In 2012, Dallali post a tweet that included an Arabic chant that referenced a massacre of Jews in the year AD 628, which she has since apologised for.
"It is not a coincidence that at a national level, NUS is failing to support Jewish students and its national leadership seems incapable of understanding how their own inflammatory language may be contributing to the problem," he said.
"Jewish students deserve to enjoy their university experience just as much as anybody else, and when anti-Semitism happens they have a right to expect their own institutions, and their national union, to take their side."
He said support for Jewish students from the government was welcome, but "it shouldn't have come to this".
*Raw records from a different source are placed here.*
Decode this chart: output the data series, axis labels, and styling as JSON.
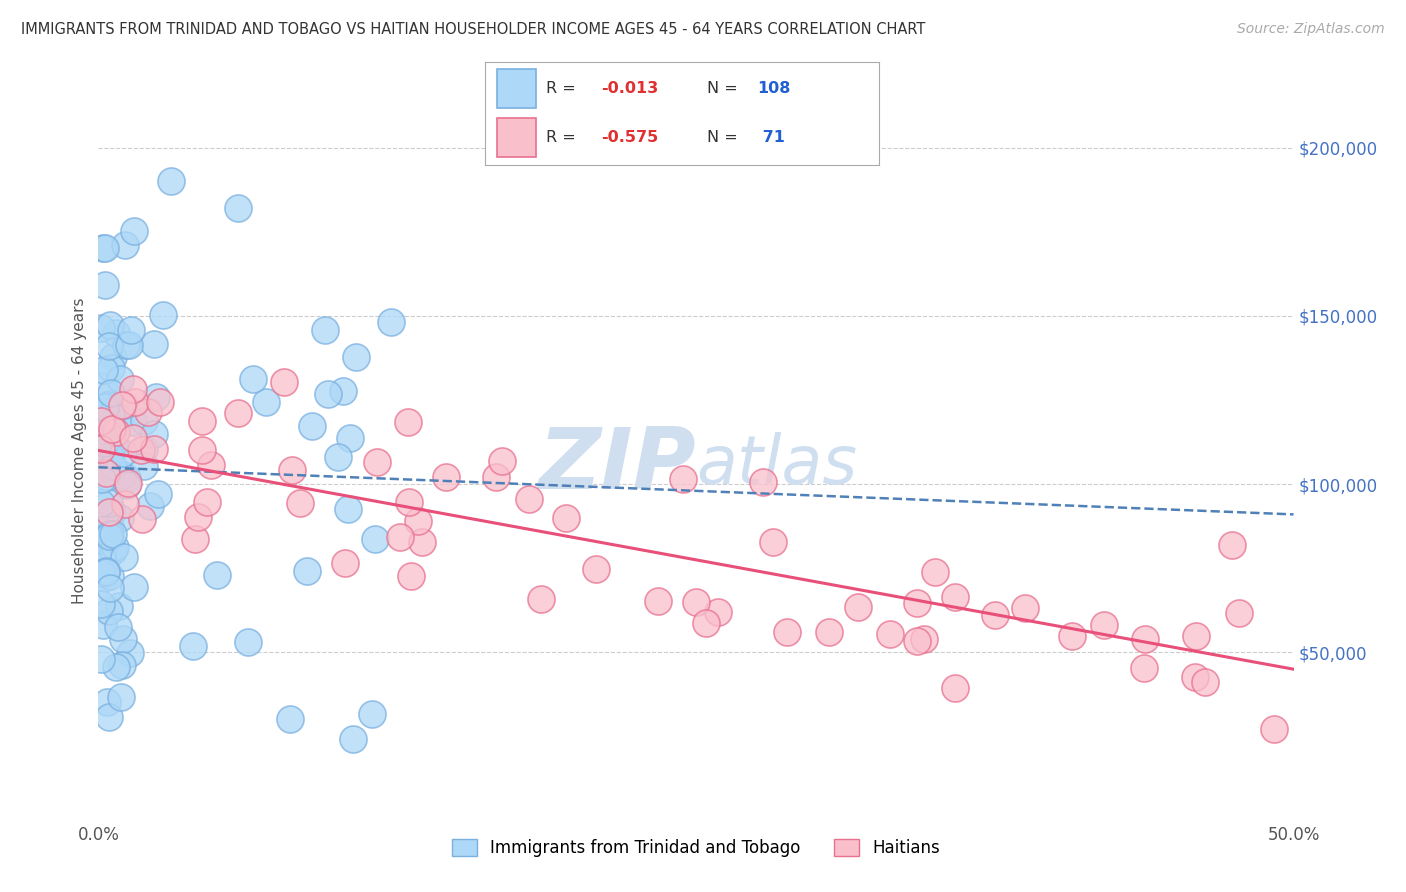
{
  "title": "IMMIGRANTS FROM TRINIDAD AND TOBAGO VS HAITIAN HOUSEHOLDER INCOME AGES 45 - 64 YEARS CORRELATION CHART",
  "source": "Source: ZipAtlas.com",
  "ylabel": "Householder Income Ages 45 - 64 years",
  "ytick_values": [
    50000,
    100000,
    150000,
    200000
  ],
  "xlim": [
    0.0,
    0.5
  ],
  "ylim": [
    0,
    220000
  ],
  "r_tt": -0.013,
  "n_tt": 108,
  "r_ha": -0.575,
  "n_ha": 71,
  "color_tt": "#add8f7",
  "color_ha": "#f9c0cc",
  "edge_color_tt": "#7ab0e0",
  "edge_color_ha": "#e87090",
  "line_color_tt": "#5080b8",
  "line_color_ha": "#e8507a",
  "legend_label_tt": "Immigrants from Trinidad and Tobago",
  "legend_label_ha": "Haitians",
  "watermark_color": "#d0dff0",
  "background_color": "#ffffff",
  "grid_color": "#cccccc",
  "title_color": "#333333",
  "source_color": "#aaaaaa",
  "ytick_color": "#4472C4",
  "xtick_color": "#555555"
}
"The NUS leadership needs to step up and address this problem, but past evidence has shown an inability to recognise and understand modern anti-Semitism, much less deal with it," Mr Rich added.
"It is vital that the inquiry announced by NUS has the full confidence of Jewish students, and that no areas of concern, including the past statements of the incoming NUS president, should be off-limits."
The NUS said: "Following a complaint about anti-Semitism we launched an independent investigation. We will be appointing a QC, in consultation with UJS, next week.
"We have sought to undertake the investigation in a serious and proper way, and are working in collaboration with UJS at every step of the way.
"Once the QC has been appointed we will be able to update on the process and timeline. We look forward to working with the government constructively on this matter."